Arguments pertinents
1. Désistement réputé : La décision repose sur le fait que Mme A n'a pas confirmé le maintien de ses conclusions dans le délai d'un mois, ce qui entraîne un désistement réputé. L'article R. 612-5-1 du code de justice administrative stipule que "à défaut de réception de cette confirmation à l'expiration du délai fixé, il sera réputé s'être désisté de l'ensemble de ses conclusions".
2. Notification et accusé de réception : Le tribunal a noté que Mme A a accusé réception du courrier l'informant de la nécessité de confirmer ses conclusions, ce qui démontre qu'elle était consciente des implications de son inaction. Cela renforce l'argument selon lequel le désistement est une conséquence directe de son silence.

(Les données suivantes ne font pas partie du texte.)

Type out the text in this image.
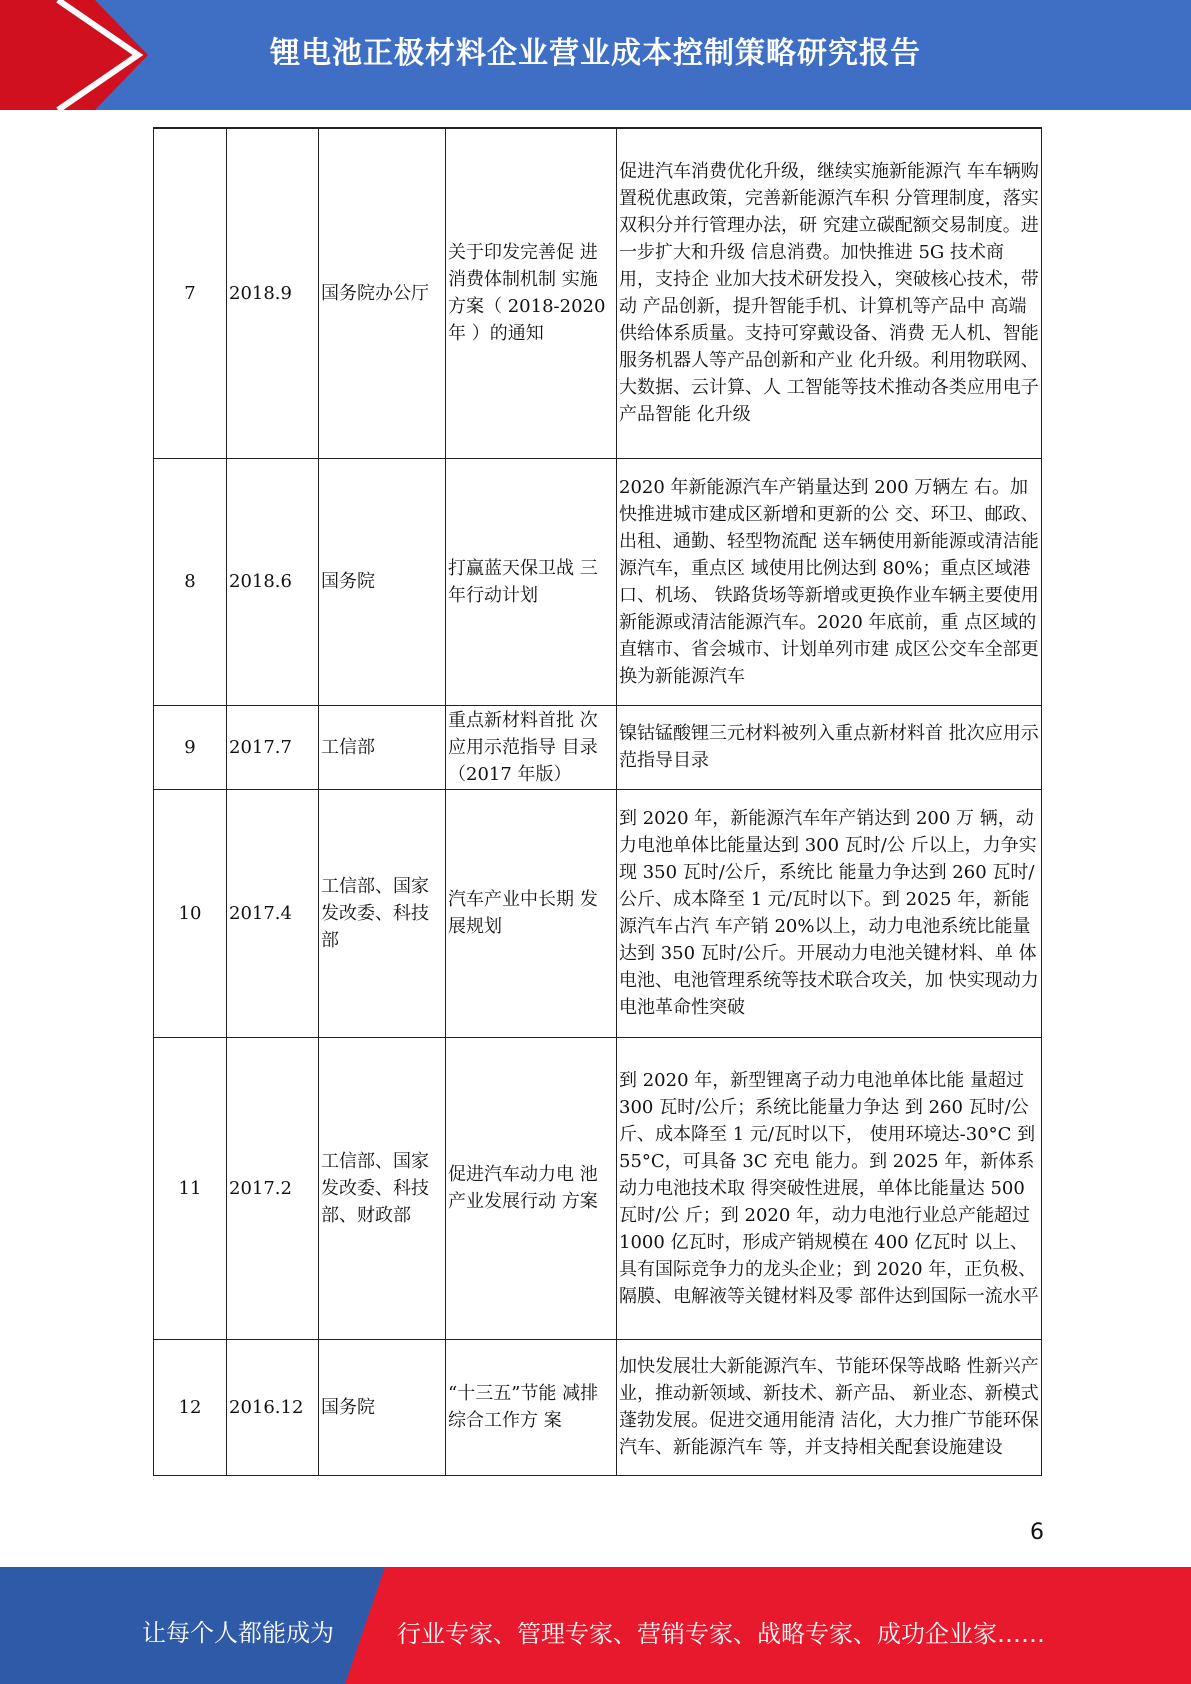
锂电池正极材料企业营业成本控制策略研究报告
7	2018.9	国务院办公厅	关于印发完善促 进消费体制机制 实施方案（ 2018-2020 年 ）的通知	促进汽车消费优化升级，继续实施新能源汽 车车辆购置税优惠政策，完善新能源汽车积 分管理制度，落实双积分并行管理办法，研 究建立碳配额交易制度。进一步扩大和升级 信息消费。加快推进 5G 技术商用，支持企 业加大技术研发投入，突破核心技术，带动 产品创新，提升智能手机、计算机等产品中 高端供给体系质量。支持可穿戴设备、消费 无人机、智能服务机器人等产品创新和产业 化升级。利用物联网、大数据、云计算、人 工智能等技术推动各类应用电子产品智能 化升级
8	2018.6	国务院	打赢蓝天保卫战 三年行动计划	2020 年新能源汽车产销量达到 200 万辆左 右。加快推进城市建成区新增和更新的公 交、环卫、邮政、出租、通勤、轻型物流配 送车辆使用新能源或清洁能源汽车，重点区 域使用比例达到 80%；重点区域港口、机场、 铁路货场等新增或更换作业车辆主要使用 新能源或清洁能源汽车。2020 年底前，重 点区域的直辖市、省会城市、计划单列市建 成区公交车全部更换为新能源汽车
9	2017.7	工信部	重点新材料首批 次应用示范指导 目录（2017 年版）	镍钴锰酸锂三元材料被列入重点新材料首 批次应用示范指导目录
10	2017.4	工信部、国家发改委、科技部	汽车产业中长期 发展规划	到 2020 年，新能源汽车年产销达到 200 万 辆，动力电池单体比能量达到 300 瓦时/公 斤以上，力争实现 350 瓦时/公斤，系统比 能量力争达到 260 瓦时/公斤、成本降至 1 元/瓦时以下。到 2025 年，新能源汽车占汽 车产销 20%以上，动力电池系统比能量达到 350 瓦时/公斤。开展动力电池关键材料、单 体电池、电池管理系统等技术联合攻关，加 快实现动力电池革命性突破
11	2017.2	工信部、国家发改委、科技部、财政部	促进汽车动力电 池产业发展行动 方案	到 2020 年，新型锂离子动力电池单体比能 量超过 300 瓦时/公斤；系统比能量力争达 到 260 瓦时/公斤、成本降至 1 元/瓦时以下， 使用环境达-30°C 到 55°C，可具备 3C 充电 能力。到 2025 年，新体系动力电池技术取 得突破性进展，单体比能量达 500 瓦时/公 斤；到 2020 年，动力电池行业总产能超过 1000 亿瓦时，形成产销规模在 400 亿瓦时 以上、具有国际竞争力的龙头企业；到 2020 年，正负极、隔膜、电解液等关键材料及零 部件达到国际一流水平
12	2016.12	国务院	“十三五”节能 减排综合工作方 案	加快发展壮大新能源汽车、节能环保等战略 性新兴产业，推动新领域、新技术、新产品、 新业态、新模式蓬勃发展。促进交通用能清 洁化，大力推广节能环保汽车、新能源汽车 等，并支持相关配套设施建设
6
让每个人都能成为	行业专家、管理专家、营销专家、战略专家、成功企业家……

Interprétations et citations légales
1. Article R. 612-5-1 du code de justice administrative : Cet article permet au président de la formation de jugement d'inviter le requérant à confirmer le maintien de ses conclusions lorsque l'intérêt de la requête est incertain. La formulation précise de l'article est : "Lorsque l'état du dossier permet de s'interroger sur l'intérêt que la requête conserve pour son auteur, le président de la formation de jugement ou le président de la chambre chargée de l'instruction, peut inviter le requérant à confirmer expressément le maintien de ses conclusions."
2. Article R. 222-1 du code de justice administrative : Cet article permet aux premiers vice-présidents des tribunaux de donner acte des désistements. Il est pertinent ici car il justifie la compétence du tribunal à constater le désistement de Mme A. La citation de l'article est : "Les premiers vice-présidents des tribunaux peuvent, par ordonnance : 1° Donner acte des désistements."
Conclusion
La décision du tribunal administratif de Montreuil est fondée sur des dispositions claires du code de justice administrative, qui prévoient les conséquences d'un silence du requérant face à une demande de confirmation de maintien de ses conclusions. Le désistement de Mme A a été dûment constaté, et la procédure a été menée conformément aux règles établies, garantissant ainsi le respect des droits des parties en présence.